In case my music colleagues on TC were wondering whose music opened my eyes to Modern music, here ya go:






This is only the first movement - The other two are also available on Youtube.


----------



## Fugue Meister (Jul 5, 2014)

How did you come by this? Did someone point it out to you or did you hear it on a radio broadcast?


----------



## Ilarion (May 22, 2015)

Fugue Meister said:


> How did you come by this? Did someone point it out to you or did you hear it on a radio broadcast?


I heard Maestro Guillou himself in Berlin back in the '70s and he played the piece in question.


----------



## SONNET CLV (May 31, 2014)

Ilarion said:


>


A fascinating piece. Thanks for bringing it to our acquaintance.

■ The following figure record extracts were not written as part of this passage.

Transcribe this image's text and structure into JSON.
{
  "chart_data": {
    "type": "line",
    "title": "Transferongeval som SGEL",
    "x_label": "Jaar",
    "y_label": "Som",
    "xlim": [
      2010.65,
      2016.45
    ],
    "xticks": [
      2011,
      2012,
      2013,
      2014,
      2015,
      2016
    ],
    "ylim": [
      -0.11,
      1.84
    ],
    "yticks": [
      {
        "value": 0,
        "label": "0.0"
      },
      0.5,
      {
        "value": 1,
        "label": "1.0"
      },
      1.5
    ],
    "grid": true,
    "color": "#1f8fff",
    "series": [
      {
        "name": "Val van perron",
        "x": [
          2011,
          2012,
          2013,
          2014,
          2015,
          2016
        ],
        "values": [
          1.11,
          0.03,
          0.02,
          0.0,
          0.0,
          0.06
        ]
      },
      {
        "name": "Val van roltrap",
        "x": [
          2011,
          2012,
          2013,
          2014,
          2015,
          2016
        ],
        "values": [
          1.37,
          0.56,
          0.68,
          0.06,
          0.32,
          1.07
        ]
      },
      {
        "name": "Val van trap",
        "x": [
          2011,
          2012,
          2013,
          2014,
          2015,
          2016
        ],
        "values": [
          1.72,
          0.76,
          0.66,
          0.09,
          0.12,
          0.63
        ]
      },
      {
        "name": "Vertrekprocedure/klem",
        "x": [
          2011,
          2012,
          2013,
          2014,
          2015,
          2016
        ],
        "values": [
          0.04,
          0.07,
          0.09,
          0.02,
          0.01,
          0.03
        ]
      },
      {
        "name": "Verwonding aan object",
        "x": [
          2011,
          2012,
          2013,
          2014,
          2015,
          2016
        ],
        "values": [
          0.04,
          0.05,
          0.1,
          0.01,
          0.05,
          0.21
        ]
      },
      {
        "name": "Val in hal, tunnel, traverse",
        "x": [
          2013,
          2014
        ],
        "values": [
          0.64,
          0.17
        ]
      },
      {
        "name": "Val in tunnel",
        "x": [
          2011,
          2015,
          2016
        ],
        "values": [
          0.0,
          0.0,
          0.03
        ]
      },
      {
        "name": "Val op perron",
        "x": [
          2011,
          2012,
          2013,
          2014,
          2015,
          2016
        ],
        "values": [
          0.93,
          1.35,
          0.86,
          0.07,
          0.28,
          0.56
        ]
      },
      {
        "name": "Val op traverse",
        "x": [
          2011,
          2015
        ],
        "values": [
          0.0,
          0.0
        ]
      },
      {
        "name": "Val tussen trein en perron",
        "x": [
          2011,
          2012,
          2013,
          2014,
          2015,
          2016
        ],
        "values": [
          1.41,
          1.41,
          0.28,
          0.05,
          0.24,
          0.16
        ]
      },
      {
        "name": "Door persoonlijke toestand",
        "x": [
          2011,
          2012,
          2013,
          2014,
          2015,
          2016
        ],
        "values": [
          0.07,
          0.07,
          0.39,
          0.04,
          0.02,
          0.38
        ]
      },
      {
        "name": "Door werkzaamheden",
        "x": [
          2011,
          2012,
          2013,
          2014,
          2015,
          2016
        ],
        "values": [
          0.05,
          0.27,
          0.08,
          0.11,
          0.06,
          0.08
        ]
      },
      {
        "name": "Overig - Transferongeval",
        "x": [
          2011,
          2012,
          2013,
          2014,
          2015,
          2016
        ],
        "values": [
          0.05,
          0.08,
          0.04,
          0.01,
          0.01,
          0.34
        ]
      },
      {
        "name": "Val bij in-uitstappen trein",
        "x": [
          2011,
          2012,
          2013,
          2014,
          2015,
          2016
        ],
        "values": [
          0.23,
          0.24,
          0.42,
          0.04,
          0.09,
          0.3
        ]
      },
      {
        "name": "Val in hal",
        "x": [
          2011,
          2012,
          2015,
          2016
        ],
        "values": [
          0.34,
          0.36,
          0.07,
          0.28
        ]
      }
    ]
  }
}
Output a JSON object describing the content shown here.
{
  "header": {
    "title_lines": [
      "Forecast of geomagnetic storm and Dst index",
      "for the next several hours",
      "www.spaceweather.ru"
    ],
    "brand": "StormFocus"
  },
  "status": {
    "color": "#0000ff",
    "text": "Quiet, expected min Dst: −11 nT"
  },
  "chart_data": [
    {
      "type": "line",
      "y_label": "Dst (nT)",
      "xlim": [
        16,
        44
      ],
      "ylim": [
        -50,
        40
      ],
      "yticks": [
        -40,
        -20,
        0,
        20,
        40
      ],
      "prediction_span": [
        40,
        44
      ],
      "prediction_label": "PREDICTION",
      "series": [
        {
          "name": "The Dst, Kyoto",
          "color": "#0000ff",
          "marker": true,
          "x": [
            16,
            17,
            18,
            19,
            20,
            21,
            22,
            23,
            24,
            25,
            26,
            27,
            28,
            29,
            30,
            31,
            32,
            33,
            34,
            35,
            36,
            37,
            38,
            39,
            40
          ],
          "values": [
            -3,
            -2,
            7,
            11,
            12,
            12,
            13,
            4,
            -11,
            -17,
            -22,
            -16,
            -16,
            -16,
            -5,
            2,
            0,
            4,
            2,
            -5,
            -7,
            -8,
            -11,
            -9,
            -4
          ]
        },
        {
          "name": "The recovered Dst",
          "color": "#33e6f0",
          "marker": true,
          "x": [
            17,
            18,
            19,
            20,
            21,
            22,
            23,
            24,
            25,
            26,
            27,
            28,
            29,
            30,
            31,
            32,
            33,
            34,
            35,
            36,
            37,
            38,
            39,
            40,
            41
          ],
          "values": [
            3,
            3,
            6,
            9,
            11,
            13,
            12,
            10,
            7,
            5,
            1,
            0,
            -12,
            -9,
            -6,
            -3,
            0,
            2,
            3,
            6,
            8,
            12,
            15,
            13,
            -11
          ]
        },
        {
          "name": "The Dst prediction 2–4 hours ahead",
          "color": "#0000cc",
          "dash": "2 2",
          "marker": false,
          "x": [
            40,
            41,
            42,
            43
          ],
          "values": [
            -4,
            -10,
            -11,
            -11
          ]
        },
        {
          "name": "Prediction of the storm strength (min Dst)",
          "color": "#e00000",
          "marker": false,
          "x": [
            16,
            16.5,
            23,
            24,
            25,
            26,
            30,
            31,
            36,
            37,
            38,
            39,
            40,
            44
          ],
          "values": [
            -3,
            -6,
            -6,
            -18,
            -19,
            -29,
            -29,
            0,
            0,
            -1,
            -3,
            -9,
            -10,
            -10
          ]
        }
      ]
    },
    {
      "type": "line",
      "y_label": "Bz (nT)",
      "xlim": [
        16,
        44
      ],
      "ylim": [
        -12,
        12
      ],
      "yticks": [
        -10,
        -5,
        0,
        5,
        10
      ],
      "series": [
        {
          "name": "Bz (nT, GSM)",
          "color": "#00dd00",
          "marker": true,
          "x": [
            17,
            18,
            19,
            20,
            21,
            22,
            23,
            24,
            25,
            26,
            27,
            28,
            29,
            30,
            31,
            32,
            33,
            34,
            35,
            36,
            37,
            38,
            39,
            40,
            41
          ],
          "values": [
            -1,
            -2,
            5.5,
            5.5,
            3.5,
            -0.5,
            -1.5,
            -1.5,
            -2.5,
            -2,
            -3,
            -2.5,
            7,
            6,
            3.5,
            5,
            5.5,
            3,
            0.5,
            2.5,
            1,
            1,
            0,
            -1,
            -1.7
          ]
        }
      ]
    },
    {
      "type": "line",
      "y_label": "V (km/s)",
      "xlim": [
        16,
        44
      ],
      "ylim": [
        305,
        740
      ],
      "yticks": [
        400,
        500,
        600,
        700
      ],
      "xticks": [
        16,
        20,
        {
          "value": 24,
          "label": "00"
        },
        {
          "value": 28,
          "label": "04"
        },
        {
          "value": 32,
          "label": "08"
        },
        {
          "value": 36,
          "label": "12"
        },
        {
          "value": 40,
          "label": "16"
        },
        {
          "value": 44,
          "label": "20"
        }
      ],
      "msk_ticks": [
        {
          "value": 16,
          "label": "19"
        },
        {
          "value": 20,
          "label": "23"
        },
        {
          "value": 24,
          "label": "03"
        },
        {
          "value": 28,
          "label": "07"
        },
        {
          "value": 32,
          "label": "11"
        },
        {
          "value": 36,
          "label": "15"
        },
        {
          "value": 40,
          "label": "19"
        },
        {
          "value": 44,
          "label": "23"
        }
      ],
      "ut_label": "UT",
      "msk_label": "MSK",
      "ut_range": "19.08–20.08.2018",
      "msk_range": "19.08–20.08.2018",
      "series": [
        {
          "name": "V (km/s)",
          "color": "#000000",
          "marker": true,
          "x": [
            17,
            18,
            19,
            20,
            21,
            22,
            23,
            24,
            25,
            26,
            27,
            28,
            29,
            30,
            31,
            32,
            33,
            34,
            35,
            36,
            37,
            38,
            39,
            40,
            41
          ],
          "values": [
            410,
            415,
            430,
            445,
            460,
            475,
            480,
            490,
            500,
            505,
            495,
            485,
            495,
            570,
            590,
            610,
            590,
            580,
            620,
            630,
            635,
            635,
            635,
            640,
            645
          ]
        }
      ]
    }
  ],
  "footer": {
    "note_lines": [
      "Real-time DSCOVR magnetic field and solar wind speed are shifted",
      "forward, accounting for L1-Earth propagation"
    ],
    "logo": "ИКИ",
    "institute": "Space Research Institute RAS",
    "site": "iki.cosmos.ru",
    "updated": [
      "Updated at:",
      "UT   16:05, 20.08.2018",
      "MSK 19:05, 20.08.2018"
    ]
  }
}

I've gotten great pleasure from the following disc of 20th century contemporary organ music:









With pieces by Xenakis, Charles Chaynes, Francis Chapelet, and Haroun Tazieff, it presents a cross-section of what is happening in the organ world. The disc, released 2001, is on the SOLSTICE label, SOCD192.


----------



## ArtMusic (Jan 5, 2013)

Ilarion said:


> In case my music colleagues on TC were wondering whose music opened my eyes to Modern music, here ya go:
> 
> 
> 
> ...


Thanks, it's an interesting piece. Was it composed in 2013 according to the video?


----------



## Fugue Meister (Jul 5, 2014)

Ilarion said:


> I heard Maestro Guillou himself in Berlin back in the '70s and he played the piece in question.


Fair enough Ilarion, fair enough...


----------



## Guest (Feb 19, 2016)

In my case, this very forum. Specifically (in terms of first purchase) it was Alypius whose contribution pointed me towards Rzewski.


----------



## Ilarion (May 22, 2015)

Hi ArtMusic,

Sinfonietta was composed in 1958 and revised in 2005.

Now, Hyperion is a much later work and is a barnstormer:






Oh, I almost forgot: There is an improvisation that Maestro Guillou plays - Its called "Jubile"
and was recorded by Dorian quite a few years back. I have found some mp3's on the web where it is featured - It'll rock your cradle and tax your subwoofers if you're not careful - Maestro Guillou played it at St. Eustache on the Van den Heuvel organ installed in 1989.


----------



## Ilarion (May 22, 2015)

SONNET CLV said:


> A fascinating piece. Thanks for bringing it to our acquaintance.
> 
> I've gotten great pleasure from the following disc of 20th century contemporary organ music:
> 
> ...


And its recorded at Notre-Dame? Yes, a sonic experience to behold - I'm ordering a copy - Thanx:tiphat::tiphat::tiphat:


----------



## Weston (Jul 11, 2008)

Ilarion said:


> Hi ArtMusic,
> 
> Sinfonietta was composed in 1958 and revised in 2005.
> 
> ...


It's interesting that the video for Hyperion features a spiky figure bristling with blades similar to the Shrike creature from Dan Simmons' novel _Hyperion_. I wonder if there is a connection between the two works, but somehow I doubt it. Simmons' novel is a science-fiction version of the Canterbury Tales. Well, sort of.

I like the work. I just wish organs had a bit more clarity.


----------